Offshore wind energy

Following the rapid development of onshore wind energy technology, large wind farms might increasingly be installed at sea (offshore) in the future. The German Federal Government established ambitious expansion targets installing about 25,000 megawatts offshore generation capacity by 2030, nearly as much as the onshore wind turbines installed by 2009. Due to the constantly strong winds far out at sea, offshore wind energy has a huge potential to contribute to a successful energy transition. However, the elaborate construction of wind mills at sea and the connection to the onshore power grid are causing high costs as well as a variety of technical and environmental challenges.

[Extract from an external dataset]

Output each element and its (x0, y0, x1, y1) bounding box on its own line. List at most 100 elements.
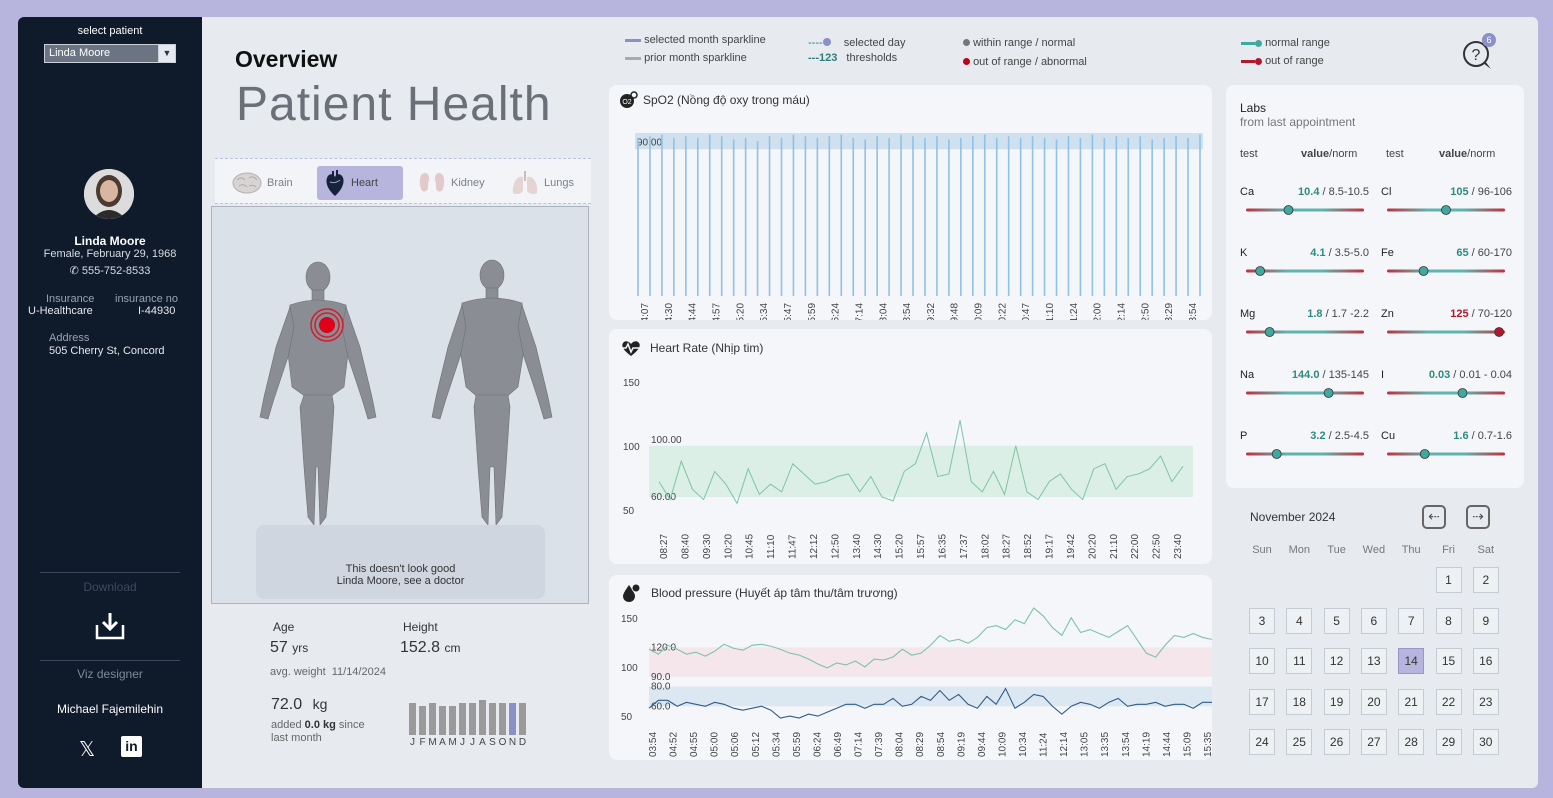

Impacts on marine environment

Construction, operation and maintenance of offshore wind turbines pose significant risks to the marine environment such as harmful effects on birds, marine mammals, fish and animals living on the seabed (benthos). One of the most serious problems during construction is the high noise level that occurs when hammering the basements of the wind turbines into the sea ground. The noise may seriously injure and disturb the strictly protected harbor porpoises as well as other marine mammals and drive them away from important habitats. Sea and migratory birds are threatened to collide with the rotors of wind turbines. Especially wind farms built at unfavourable locations are becoming obstacles.

Solutions

A deliberate spatial and temporal coordination of the construction process of approved wind farms in the North and Baltic Sea can help to mitigate cumulative effects on the marine environment. Independently conducted monitoring of the construction processes by nature conservation specialists make sure that permit conditions and critical values are met and ecological impacts are reduced. In order to minimize the negative effects of the grid connection work in the Wadden Sea and the coastal habitats, it is necessary to develop a power transmission concept with as few cable lines as possible.